I have a large set (says 30 million) of concepts strings (maximum 13 words per string) in a database. Given an input string (maybe maximum 3 sentences), I would like to find all the concepts from database available in the input string.
I am using python for this purpose. Loaded the all concepts from the database into a list. Loop through the concept list and try to find whether that concept is available in the input string. As I had to search it kind of sequentially, the process takes long and I will have to do it for hundreds of input string.
For pruning some iteration, I tokenized the input string and try to load only the concepts having any one of the tokens and the lenght of the concepts has to be less or equal to the length of the input string. It requires an sql query to load these short listed concepts into the list. Still the list might contain 20 million concepts. The process is not that fast.
Any idea how this process could be made more efficient?
For better visualization I am giving a little pythonic example:
inputString = "The cow is a domestic animal. It has four legs, one tail, two eyes"
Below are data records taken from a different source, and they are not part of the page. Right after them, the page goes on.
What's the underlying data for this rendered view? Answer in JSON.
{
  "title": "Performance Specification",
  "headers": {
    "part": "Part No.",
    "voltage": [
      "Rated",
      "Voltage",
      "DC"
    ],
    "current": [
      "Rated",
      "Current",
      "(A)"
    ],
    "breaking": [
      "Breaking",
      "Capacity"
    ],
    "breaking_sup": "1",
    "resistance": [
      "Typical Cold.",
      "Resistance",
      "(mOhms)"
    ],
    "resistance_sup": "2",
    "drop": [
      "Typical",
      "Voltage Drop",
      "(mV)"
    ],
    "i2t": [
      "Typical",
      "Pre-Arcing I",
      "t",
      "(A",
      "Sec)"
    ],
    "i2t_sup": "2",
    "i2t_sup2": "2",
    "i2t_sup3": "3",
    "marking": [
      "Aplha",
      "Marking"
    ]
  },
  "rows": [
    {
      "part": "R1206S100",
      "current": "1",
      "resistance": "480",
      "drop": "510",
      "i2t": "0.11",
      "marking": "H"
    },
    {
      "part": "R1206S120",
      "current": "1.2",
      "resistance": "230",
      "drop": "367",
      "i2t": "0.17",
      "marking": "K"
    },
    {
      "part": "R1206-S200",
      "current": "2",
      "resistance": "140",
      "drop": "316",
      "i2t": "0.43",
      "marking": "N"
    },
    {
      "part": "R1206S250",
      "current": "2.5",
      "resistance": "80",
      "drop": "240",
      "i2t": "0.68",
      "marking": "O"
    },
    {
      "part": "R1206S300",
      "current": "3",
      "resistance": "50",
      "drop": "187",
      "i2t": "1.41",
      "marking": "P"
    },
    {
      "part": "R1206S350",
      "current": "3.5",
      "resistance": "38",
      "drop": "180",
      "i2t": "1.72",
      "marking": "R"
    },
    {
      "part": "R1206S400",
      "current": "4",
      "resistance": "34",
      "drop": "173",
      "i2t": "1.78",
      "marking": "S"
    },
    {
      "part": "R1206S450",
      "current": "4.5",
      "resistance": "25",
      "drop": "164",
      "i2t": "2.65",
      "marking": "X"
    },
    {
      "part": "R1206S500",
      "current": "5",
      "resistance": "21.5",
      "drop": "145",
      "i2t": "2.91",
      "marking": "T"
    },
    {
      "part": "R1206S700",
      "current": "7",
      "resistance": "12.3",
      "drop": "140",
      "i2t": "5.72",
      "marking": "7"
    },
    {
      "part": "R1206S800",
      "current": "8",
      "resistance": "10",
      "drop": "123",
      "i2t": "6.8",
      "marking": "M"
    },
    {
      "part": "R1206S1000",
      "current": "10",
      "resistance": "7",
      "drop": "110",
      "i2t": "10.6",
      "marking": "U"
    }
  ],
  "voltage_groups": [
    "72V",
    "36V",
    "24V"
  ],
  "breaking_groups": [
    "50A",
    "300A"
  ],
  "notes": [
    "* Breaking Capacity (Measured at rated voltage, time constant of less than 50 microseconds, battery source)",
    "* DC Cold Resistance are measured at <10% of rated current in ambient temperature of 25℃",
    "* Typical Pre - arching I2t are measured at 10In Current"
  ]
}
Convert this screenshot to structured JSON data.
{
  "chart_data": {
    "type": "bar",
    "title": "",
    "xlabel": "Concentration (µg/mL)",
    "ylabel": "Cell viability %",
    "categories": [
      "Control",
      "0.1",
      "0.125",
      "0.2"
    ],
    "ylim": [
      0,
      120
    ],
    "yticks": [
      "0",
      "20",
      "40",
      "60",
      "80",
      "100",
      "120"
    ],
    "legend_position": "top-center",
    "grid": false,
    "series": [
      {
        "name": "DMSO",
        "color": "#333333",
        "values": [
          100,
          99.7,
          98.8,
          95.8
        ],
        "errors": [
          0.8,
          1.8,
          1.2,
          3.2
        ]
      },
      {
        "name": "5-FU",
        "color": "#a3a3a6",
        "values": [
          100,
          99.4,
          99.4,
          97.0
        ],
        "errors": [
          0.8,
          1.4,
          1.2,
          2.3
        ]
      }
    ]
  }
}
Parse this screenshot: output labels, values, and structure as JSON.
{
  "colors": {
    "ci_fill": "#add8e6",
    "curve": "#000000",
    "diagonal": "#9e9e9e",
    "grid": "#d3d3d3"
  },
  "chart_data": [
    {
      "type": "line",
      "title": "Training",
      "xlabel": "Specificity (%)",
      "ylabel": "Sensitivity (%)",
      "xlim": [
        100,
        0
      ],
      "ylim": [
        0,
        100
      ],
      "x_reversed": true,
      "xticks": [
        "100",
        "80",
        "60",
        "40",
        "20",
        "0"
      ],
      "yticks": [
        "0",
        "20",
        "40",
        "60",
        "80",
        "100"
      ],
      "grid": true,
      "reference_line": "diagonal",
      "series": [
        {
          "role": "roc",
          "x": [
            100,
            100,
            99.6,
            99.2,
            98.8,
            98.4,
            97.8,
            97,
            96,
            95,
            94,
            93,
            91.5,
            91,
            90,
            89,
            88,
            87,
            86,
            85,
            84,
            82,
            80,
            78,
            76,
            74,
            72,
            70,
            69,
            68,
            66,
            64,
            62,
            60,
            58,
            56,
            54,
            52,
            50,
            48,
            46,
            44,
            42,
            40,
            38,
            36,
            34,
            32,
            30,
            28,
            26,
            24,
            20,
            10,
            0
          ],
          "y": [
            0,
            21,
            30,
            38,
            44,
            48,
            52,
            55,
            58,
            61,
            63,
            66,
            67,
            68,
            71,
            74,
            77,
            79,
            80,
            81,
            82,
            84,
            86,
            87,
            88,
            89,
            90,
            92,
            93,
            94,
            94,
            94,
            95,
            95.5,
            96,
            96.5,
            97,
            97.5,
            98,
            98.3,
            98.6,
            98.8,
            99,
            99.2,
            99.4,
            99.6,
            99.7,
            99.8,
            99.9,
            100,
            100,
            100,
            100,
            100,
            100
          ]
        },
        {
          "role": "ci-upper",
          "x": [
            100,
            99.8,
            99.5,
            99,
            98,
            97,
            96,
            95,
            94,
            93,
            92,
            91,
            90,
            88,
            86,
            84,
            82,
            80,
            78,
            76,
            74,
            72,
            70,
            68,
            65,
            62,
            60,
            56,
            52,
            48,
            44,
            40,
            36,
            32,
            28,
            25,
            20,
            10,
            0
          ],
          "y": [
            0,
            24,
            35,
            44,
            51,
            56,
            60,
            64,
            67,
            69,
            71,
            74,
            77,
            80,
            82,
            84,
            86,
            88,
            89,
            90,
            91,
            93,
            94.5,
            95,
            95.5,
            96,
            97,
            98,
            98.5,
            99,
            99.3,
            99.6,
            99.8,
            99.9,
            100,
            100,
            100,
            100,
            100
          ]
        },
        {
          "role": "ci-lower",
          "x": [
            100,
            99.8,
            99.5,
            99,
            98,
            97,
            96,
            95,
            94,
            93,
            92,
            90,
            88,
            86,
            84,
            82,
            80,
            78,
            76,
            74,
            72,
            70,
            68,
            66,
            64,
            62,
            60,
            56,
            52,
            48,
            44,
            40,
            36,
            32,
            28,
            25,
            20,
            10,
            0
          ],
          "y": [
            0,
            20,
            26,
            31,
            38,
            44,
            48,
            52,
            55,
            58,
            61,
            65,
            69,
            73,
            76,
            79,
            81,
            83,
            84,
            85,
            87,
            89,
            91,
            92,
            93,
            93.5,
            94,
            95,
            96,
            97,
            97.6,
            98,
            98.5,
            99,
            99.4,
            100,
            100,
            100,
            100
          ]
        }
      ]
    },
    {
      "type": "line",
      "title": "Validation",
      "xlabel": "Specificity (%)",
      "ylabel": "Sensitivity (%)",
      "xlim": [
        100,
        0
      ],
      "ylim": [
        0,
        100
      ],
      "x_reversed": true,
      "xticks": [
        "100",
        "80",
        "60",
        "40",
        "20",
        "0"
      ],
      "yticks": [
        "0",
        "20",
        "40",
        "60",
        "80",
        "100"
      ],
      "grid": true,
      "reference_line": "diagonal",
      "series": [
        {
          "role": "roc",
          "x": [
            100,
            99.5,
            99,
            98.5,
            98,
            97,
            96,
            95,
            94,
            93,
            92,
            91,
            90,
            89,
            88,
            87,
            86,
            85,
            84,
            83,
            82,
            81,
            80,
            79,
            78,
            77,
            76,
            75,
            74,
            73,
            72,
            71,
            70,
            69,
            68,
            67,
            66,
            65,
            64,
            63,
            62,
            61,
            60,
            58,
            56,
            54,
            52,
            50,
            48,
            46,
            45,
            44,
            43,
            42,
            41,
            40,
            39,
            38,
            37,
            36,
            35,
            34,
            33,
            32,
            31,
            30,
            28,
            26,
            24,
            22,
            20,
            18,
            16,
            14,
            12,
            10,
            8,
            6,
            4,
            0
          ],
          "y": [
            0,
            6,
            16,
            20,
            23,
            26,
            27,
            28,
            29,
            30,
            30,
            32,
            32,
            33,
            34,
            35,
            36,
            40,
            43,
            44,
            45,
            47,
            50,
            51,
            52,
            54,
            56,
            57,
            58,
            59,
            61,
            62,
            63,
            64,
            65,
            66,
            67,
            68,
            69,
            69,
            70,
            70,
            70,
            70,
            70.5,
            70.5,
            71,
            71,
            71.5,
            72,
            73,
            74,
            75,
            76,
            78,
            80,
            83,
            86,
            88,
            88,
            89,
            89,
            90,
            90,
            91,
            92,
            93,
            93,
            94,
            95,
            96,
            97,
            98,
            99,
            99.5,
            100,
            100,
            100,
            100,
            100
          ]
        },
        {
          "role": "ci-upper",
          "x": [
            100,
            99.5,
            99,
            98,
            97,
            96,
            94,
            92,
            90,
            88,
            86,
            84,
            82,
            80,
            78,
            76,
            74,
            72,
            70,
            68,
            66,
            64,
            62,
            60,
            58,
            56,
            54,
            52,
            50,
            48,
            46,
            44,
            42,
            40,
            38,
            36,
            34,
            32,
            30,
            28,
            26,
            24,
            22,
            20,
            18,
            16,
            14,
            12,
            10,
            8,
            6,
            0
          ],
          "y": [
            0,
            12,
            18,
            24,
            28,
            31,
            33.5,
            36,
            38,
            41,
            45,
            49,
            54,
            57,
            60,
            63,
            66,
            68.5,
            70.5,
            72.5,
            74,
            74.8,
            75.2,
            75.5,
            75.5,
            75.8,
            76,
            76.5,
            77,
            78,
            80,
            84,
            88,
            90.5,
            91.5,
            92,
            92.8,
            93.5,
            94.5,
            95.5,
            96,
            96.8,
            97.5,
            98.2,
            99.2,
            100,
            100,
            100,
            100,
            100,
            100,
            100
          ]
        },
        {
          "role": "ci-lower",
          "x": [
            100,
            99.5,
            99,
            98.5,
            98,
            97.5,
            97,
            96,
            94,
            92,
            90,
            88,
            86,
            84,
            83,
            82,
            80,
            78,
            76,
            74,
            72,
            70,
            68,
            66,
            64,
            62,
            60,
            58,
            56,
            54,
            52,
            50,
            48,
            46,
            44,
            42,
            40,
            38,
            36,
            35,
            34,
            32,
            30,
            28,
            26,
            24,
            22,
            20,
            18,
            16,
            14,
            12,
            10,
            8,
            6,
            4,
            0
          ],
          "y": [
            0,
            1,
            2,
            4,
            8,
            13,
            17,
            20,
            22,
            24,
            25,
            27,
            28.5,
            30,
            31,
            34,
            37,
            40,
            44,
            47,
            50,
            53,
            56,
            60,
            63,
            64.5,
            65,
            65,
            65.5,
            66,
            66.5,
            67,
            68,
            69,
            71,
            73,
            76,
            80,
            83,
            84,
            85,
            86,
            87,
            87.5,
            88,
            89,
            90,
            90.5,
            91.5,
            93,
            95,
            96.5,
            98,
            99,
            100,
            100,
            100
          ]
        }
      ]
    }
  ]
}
#load concept list from the database that have any of the words in input string (after removing stop words). Assume the list is as follows.
concepts = ["cow", "domestic animal", "domestic bird", "domestic cat", "domestic dog", "one eye", "two eyes", "two legs", "four legs", "two ears"]
for c in concepts:
if c in inputString:
print ('found ' + c + ' in ' + inputString)
It would be great if you can give me some suggestions to make it more efficient.